EU to green light Europe-wide driving licence
EU transport ministers are expected to approve Monday the creation of a new credit-card style EU driving licence, to replace some 100 different documents currently used by Europe's motorists.
After being held up for over two years, the European Union's Austrian presidency has finally resolved differences between EU governments, to open the way for accord at a regular meeting in Brussels, EU sources say.
The EU directive, or law, is also expected to establish the principle of an EU licence for motorbikes, including a document covering only progressive access to the most powerful two-wheeled machines.
The European Commission proposed the new licence to prevent fraud and make security checks easier, but also to simplify life for ordinary Europeans moving between EU states and facing varying rules for renewal of documentation.
They will also crack down on so-called "driving licence tourism," in which people who have had their licence taken away in one EU state, for example due to repeated offences, can move to another state and apply for one there.
Procedures and tests to obtain a driving licence will remain different in each EU member state under the draft rules being considered Monday.
But they will introduce a common document in all EU states: a credit-card style and counterfeit-proof plastic licence including, for countries who want it, a microchip to make it computer-readable.
Under the current proposal, the permit would be renewable in principle every 10 years, although that can be extended to 15 years for countries wishing to do so.

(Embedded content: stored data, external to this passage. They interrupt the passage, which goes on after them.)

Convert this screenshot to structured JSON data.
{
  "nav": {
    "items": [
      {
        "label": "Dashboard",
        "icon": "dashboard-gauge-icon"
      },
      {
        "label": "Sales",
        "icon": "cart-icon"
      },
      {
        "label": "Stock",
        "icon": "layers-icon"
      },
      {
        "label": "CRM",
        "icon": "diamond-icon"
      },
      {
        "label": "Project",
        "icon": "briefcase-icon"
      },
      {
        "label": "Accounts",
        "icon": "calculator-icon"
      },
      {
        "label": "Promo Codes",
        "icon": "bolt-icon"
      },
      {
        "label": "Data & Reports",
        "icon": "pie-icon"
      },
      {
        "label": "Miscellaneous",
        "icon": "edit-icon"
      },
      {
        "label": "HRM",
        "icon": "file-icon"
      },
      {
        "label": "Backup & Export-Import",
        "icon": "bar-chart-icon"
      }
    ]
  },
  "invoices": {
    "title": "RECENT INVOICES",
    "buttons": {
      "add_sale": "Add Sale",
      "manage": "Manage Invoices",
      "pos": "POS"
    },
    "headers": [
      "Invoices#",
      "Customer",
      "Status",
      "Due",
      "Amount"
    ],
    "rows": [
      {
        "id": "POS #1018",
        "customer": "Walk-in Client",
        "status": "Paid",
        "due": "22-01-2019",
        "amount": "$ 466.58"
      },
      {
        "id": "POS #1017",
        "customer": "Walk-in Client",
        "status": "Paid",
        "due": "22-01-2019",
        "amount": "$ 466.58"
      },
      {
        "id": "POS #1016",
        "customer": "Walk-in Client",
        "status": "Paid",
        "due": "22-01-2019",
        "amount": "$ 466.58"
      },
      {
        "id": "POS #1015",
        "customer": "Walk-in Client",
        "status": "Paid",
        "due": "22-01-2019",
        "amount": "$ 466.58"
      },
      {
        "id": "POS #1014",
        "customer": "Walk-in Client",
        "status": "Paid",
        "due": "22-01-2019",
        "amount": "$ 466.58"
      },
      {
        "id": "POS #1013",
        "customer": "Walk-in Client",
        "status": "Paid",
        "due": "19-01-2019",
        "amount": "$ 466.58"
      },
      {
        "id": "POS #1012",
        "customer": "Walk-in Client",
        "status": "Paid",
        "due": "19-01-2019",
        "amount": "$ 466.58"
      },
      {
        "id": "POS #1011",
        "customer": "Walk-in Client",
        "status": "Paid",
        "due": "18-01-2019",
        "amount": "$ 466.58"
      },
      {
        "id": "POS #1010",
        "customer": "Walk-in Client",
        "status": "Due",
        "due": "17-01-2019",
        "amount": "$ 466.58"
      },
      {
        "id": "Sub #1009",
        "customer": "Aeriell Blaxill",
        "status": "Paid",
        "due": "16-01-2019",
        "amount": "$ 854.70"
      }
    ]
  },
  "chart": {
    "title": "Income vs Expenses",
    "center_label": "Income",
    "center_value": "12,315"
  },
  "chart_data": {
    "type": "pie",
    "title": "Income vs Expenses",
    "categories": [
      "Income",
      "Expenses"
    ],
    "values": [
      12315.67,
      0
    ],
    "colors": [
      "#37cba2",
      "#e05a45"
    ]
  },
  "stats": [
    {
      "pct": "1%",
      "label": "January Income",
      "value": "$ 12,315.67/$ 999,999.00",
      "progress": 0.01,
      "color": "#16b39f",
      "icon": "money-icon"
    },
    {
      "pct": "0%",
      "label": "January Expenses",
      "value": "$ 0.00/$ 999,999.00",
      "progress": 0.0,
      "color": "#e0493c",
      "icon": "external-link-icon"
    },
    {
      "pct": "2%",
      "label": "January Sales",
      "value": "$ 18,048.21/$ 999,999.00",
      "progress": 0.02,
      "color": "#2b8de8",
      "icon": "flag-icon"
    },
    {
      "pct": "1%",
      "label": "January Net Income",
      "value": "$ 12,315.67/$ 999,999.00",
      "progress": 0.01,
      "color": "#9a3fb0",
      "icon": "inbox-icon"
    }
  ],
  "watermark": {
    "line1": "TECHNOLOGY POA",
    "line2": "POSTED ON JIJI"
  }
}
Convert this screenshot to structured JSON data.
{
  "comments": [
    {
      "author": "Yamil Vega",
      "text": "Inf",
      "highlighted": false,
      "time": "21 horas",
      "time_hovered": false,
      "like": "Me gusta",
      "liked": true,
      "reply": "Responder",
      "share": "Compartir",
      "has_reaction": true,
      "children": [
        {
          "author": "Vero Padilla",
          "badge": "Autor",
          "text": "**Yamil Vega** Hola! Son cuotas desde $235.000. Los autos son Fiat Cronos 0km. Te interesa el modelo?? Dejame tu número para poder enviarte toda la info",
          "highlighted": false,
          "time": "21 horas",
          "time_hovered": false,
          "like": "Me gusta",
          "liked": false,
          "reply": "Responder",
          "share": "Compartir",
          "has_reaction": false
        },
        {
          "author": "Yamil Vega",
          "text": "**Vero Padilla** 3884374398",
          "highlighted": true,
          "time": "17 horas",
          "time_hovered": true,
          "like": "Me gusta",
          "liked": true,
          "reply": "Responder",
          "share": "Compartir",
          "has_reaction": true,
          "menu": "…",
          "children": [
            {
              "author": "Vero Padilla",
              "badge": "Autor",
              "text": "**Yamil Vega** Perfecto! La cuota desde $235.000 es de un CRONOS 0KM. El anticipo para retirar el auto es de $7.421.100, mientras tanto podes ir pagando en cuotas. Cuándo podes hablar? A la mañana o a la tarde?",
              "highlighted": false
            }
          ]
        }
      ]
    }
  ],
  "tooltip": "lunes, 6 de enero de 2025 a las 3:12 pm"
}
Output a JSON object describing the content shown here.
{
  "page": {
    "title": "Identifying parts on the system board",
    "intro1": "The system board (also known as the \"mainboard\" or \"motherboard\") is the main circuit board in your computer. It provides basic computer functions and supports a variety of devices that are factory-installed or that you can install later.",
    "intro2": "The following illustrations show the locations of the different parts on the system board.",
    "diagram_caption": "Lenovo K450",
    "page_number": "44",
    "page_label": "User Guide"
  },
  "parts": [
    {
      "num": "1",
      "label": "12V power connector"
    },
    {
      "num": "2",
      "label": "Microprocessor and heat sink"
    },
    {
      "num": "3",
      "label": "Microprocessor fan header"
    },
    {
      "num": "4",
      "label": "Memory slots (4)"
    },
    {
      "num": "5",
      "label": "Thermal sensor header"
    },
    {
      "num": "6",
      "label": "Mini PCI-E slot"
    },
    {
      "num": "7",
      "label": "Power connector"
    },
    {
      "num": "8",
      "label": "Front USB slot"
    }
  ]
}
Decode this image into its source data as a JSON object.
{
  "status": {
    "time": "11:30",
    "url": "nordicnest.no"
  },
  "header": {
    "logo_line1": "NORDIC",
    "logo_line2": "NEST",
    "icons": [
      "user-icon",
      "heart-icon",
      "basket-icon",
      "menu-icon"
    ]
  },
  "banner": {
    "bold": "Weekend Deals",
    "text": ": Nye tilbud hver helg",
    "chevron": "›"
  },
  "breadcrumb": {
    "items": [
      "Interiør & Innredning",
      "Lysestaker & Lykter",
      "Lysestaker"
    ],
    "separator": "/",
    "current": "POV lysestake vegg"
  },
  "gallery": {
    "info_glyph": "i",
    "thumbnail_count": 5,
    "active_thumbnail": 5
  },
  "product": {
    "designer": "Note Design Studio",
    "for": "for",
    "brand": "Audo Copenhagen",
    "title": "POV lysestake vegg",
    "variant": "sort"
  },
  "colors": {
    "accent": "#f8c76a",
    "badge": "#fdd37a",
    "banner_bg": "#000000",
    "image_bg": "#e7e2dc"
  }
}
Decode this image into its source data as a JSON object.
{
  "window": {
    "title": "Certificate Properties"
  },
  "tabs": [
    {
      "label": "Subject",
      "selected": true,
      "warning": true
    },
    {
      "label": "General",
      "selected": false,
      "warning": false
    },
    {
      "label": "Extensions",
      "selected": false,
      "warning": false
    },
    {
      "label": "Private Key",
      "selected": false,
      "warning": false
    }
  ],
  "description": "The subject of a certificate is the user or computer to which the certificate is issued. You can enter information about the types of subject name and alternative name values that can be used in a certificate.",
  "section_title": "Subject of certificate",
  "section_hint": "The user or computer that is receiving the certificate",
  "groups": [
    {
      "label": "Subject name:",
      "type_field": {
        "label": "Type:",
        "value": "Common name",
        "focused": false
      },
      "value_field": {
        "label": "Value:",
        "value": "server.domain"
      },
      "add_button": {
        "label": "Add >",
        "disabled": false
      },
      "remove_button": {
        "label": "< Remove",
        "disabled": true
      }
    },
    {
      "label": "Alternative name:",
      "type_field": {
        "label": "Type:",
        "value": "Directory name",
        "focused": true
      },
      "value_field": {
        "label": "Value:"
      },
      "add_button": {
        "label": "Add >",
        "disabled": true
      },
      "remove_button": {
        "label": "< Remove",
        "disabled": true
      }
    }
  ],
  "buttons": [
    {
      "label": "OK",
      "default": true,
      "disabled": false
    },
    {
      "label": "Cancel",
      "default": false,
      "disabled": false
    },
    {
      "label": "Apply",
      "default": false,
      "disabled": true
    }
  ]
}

Such renewal periods are already in place in some EU countries, but not all. In Germany and Austria, the country where opposition to the project was the strongest, licences are valid for an unlimited period.
The idea of having to renew the document is not to verify motorists' ability to drive in terms of health, but to ensure that personal data, notably a photo of the licence holder, is up to date, officials insist.
Initially the EU planned to introduce the new system only for new licences, arguing that it would cost too much to replace all existing licences with the new EU-standard type.
But after negotiations, all motorists in EU countries will have to have one of the new licences by 2032 at the latest. This transition date and the terms for renewing the document were the last points to be resolved.
The European Parliament, which shares responsibility for such issues with EU governments, has already voted on the proposals.
Austria, which holds the EU's rotating presidency until the end of June, has for several weeks made clear that it wants to push ahead with the decision.
EU Transport Commissioner Jacques Barrot has also made the EU driving licence one of his main priorities, arguing it is a key tool in clamping down on road accidents which killed 40,000 people in the EU last year.
If EU ministers approve the measure Monday it would then have to be approved by EU lawmakers in a second reading, and would be expected to enter into force by the end of the year.